Monday, August 27, 2007

Departing

Brussels.
There’s something that must be handed down from Indian mother to daughter in how to handle these trips home. I found our last day in Delhi before heading to the US for three weeks to be so reminiscent of when we did the reverse pilgrimage to Assam as kids.
First, there’s the obligatory shopping. You always say you won’t give anyone anything and then it becomes clear that’s impossible –especially if staying at people’s houses. So as a kid, while my mother and I scoured malls to find good deals on anything that symbolized Americana – flags, broche pins, perfumes, lipsticks. Even cinnamon sticks one year—I headed to Dilli Haat and other markets for kische-y Indian, cushion covers, little Ambassador cars, auto rickshaw models, tea.
Before we used to leave the US for India, my mom used to make us pray for a safe flight in the mandir area at home.

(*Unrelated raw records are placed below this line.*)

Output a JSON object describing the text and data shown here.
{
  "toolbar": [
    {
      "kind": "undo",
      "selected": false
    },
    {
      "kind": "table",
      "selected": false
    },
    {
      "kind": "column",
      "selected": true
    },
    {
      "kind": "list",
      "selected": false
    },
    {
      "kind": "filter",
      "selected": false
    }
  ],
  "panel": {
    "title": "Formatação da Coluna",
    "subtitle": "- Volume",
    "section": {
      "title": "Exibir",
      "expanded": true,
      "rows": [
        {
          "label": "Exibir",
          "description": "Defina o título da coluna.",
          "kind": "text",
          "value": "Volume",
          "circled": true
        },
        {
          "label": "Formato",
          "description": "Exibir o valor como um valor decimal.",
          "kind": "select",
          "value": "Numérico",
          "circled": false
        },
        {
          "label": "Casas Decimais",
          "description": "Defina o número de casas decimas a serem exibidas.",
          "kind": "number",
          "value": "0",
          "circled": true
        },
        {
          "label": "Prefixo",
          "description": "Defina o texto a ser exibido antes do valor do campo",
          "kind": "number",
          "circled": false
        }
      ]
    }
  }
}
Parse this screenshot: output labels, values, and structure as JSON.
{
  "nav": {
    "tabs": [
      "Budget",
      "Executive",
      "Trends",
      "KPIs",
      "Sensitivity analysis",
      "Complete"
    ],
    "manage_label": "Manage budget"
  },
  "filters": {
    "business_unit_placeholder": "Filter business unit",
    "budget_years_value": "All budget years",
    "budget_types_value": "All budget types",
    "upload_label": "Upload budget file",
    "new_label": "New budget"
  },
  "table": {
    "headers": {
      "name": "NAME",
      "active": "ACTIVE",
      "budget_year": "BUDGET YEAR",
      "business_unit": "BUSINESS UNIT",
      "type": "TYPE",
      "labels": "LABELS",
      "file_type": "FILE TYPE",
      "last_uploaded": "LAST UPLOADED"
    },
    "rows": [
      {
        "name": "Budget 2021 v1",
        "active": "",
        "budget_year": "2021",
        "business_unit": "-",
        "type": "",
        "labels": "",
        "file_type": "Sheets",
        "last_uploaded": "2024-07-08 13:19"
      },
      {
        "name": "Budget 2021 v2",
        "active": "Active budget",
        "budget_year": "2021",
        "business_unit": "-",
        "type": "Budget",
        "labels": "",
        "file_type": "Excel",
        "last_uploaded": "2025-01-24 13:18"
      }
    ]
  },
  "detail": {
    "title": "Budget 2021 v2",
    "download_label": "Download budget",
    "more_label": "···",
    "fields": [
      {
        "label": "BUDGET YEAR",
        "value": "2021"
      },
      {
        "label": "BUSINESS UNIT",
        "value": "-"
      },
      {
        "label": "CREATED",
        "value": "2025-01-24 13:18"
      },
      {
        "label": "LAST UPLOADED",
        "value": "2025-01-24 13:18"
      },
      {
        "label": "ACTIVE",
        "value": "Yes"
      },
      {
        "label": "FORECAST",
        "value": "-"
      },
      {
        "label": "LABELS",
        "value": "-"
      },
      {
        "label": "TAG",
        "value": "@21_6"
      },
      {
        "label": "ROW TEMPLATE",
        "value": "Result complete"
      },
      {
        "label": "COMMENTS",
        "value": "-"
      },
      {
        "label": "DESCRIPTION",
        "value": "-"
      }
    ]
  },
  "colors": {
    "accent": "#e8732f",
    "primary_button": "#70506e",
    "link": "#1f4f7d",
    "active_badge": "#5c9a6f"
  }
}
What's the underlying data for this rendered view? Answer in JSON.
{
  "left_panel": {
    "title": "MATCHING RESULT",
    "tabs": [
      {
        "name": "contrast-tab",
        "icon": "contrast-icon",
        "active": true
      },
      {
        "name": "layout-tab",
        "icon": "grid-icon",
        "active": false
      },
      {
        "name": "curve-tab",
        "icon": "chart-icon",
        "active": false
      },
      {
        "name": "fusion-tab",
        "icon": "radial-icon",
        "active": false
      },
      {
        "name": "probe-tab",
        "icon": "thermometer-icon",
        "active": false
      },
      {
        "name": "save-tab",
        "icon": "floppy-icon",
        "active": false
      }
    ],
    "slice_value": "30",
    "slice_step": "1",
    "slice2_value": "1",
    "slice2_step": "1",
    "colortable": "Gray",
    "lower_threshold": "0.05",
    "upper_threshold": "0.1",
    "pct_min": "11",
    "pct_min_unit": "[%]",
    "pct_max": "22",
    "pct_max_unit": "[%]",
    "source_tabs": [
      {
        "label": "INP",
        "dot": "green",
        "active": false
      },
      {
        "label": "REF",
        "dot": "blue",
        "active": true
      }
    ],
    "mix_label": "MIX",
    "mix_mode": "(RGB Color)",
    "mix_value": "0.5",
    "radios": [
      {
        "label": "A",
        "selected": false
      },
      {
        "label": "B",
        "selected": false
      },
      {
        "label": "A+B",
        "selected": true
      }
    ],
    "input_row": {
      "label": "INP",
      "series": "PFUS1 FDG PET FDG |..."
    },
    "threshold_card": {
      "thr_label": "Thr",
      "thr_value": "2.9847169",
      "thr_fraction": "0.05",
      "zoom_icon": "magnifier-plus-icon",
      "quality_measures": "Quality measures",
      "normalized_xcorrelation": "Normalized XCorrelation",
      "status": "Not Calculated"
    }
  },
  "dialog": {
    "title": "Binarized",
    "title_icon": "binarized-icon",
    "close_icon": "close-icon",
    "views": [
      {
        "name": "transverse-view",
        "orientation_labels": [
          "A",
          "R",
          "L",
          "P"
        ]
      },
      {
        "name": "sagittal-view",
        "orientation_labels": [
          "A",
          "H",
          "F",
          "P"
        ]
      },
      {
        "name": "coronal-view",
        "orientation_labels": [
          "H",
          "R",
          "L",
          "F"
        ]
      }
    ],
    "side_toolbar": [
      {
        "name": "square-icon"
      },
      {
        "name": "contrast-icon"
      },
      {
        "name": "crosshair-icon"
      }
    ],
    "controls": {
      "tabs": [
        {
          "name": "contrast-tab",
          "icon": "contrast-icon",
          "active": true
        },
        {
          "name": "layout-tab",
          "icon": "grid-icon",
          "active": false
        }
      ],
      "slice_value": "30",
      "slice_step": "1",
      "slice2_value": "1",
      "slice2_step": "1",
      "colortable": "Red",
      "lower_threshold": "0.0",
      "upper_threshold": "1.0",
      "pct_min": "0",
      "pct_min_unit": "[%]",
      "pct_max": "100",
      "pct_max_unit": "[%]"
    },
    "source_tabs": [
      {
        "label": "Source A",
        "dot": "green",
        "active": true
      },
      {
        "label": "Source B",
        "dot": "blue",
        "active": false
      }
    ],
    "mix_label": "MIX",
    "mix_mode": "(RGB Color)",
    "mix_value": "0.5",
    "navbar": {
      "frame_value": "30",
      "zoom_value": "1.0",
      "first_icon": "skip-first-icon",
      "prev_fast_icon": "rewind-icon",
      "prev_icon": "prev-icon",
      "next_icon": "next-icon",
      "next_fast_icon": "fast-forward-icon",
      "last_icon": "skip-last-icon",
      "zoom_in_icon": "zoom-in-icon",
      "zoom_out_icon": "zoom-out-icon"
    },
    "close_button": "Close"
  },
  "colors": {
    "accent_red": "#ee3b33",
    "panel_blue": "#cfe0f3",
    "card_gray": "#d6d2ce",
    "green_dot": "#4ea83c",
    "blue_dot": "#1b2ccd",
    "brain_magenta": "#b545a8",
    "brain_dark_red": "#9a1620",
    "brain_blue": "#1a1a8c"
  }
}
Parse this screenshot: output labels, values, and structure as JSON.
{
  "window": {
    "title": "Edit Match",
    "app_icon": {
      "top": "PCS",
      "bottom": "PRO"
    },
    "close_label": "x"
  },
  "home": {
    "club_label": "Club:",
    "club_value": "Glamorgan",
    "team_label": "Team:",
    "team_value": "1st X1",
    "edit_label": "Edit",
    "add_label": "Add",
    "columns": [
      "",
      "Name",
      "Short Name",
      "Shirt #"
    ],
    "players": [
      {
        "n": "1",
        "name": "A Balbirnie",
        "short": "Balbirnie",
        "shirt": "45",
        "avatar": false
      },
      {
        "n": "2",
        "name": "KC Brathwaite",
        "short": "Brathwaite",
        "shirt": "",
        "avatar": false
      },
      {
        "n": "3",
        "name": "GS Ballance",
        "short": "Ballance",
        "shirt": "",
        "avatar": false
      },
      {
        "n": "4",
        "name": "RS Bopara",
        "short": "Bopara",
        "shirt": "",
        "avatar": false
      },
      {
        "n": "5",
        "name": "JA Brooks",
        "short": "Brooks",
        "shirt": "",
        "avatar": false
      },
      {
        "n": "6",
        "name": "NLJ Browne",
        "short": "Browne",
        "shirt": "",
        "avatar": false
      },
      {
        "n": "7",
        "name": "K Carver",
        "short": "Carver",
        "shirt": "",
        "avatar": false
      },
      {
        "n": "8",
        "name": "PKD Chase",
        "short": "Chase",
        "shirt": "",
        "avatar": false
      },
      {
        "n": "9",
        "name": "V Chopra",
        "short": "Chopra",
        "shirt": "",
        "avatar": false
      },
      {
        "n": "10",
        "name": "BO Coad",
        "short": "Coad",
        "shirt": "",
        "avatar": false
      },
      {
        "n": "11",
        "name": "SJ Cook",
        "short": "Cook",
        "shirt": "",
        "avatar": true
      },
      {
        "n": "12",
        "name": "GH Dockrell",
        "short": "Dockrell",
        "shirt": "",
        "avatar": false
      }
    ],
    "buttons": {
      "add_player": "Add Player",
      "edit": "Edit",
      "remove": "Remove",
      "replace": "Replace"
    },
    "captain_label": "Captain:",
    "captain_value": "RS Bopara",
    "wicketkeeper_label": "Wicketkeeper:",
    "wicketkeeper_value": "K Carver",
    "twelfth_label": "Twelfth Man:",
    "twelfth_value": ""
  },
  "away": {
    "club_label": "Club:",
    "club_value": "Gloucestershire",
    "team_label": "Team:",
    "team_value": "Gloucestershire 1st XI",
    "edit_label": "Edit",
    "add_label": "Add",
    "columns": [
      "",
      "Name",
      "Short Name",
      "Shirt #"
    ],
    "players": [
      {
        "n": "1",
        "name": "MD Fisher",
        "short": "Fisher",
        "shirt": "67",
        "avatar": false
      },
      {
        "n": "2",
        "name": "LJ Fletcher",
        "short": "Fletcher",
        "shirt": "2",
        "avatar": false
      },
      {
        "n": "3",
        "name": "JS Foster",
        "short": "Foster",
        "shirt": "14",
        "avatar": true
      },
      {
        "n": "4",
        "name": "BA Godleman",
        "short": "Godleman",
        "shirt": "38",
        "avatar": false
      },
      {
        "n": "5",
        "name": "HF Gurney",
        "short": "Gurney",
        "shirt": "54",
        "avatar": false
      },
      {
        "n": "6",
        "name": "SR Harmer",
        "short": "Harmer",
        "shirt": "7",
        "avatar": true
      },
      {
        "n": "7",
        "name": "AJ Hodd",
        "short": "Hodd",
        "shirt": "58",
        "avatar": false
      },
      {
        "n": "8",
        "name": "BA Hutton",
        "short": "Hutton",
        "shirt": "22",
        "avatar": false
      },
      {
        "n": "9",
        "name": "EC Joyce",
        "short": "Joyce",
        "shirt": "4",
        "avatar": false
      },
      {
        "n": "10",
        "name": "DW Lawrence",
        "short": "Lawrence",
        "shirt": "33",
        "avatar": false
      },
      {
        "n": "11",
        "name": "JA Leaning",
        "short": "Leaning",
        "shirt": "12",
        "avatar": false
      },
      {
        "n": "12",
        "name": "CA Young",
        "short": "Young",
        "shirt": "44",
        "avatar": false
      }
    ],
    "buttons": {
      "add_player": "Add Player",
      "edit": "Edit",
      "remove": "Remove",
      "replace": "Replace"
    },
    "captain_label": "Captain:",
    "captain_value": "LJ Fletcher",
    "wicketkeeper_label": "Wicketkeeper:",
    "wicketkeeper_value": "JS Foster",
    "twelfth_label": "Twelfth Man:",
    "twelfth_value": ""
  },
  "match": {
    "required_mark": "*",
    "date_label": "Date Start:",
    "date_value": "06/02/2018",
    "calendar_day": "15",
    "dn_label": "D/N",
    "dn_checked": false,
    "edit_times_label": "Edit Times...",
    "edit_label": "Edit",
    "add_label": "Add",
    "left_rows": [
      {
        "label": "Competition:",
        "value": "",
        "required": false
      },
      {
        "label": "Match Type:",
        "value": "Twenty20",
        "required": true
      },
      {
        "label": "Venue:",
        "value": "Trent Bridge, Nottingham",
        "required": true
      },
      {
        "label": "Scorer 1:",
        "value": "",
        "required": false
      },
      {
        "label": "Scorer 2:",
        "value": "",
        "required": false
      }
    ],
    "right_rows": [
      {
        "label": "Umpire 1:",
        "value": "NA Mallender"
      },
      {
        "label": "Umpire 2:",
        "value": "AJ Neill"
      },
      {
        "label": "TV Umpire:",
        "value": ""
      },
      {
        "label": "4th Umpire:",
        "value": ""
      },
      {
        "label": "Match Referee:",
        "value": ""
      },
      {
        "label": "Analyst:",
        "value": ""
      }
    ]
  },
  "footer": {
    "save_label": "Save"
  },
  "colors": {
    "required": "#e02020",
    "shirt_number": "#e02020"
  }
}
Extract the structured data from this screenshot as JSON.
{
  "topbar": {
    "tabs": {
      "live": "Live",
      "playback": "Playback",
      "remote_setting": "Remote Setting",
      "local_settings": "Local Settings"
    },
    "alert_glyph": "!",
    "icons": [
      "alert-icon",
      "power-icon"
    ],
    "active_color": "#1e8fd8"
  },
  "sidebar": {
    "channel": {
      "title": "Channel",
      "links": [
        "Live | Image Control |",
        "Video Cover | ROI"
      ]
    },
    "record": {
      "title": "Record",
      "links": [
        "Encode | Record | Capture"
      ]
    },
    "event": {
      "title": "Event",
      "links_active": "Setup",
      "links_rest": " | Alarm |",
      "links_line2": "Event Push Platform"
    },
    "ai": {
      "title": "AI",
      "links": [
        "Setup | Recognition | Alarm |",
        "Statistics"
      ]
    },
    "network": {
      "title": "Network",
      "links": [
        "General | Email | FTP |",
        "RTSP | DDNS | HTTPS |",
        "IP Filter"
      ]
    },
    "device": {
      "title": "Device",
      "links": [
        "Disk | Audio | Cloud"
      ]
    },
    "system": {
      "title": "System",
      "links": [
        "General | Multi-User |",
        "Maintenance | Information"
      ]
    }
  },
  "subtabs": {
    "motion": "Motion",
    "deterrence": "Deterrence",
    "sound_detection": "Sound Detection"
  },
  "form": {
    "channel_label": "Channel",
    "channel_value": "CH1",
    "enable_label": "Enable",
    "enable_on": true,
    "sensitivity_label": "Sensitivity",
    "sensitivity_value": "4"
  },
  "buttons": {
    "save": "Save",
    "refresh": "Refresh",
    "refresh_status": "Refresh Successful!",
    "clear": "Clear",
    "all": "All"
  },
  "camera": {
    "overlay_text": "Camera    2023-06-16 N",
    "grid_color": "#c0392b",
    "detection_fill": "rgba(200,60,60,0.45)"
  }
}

With no mandir in our flat (don’t gasp, haven’t gotten around to it), I grabbed a Ganesh my mother-in-law gave us and Nitin and Naya prayed to that. It was funny because when Naya left Felicia, she also clasped her hands together as if in prayer. I think she was torn between touching Felicia’s feet and giving her a hug so she just prayed (?).
There was the mad scramble for sure, the yelling, the “we won’t make it”. To make matters worse, we took a new Jet flight that is marked by clueless staff so we showed up at the international airport only to be told to go to domestic. Then they said we wouldn’t have to deplane in Brussels. As I write this, we are in the Brussels airport—deplaned for a two-hour layover.
It’s the closest we have come to the other part of our India that defined the journey – the journey itself. Consider Romanian airlines’ route from JFK to London to Bucharest to somewhere in the Gulf to Bombay to Kolkata and then finally to Guwahati. Here we have come Delhi to Bombay to Brussels to Newark. It’s comparable, trust me.
Irony of the trip: As we waited to leave Brussels, I looked with Naya out the window and saw a big plane that said TAROM. That would be Romania’s airline.
“That’s the airline Mommy used to take to save money,” I said to Naya.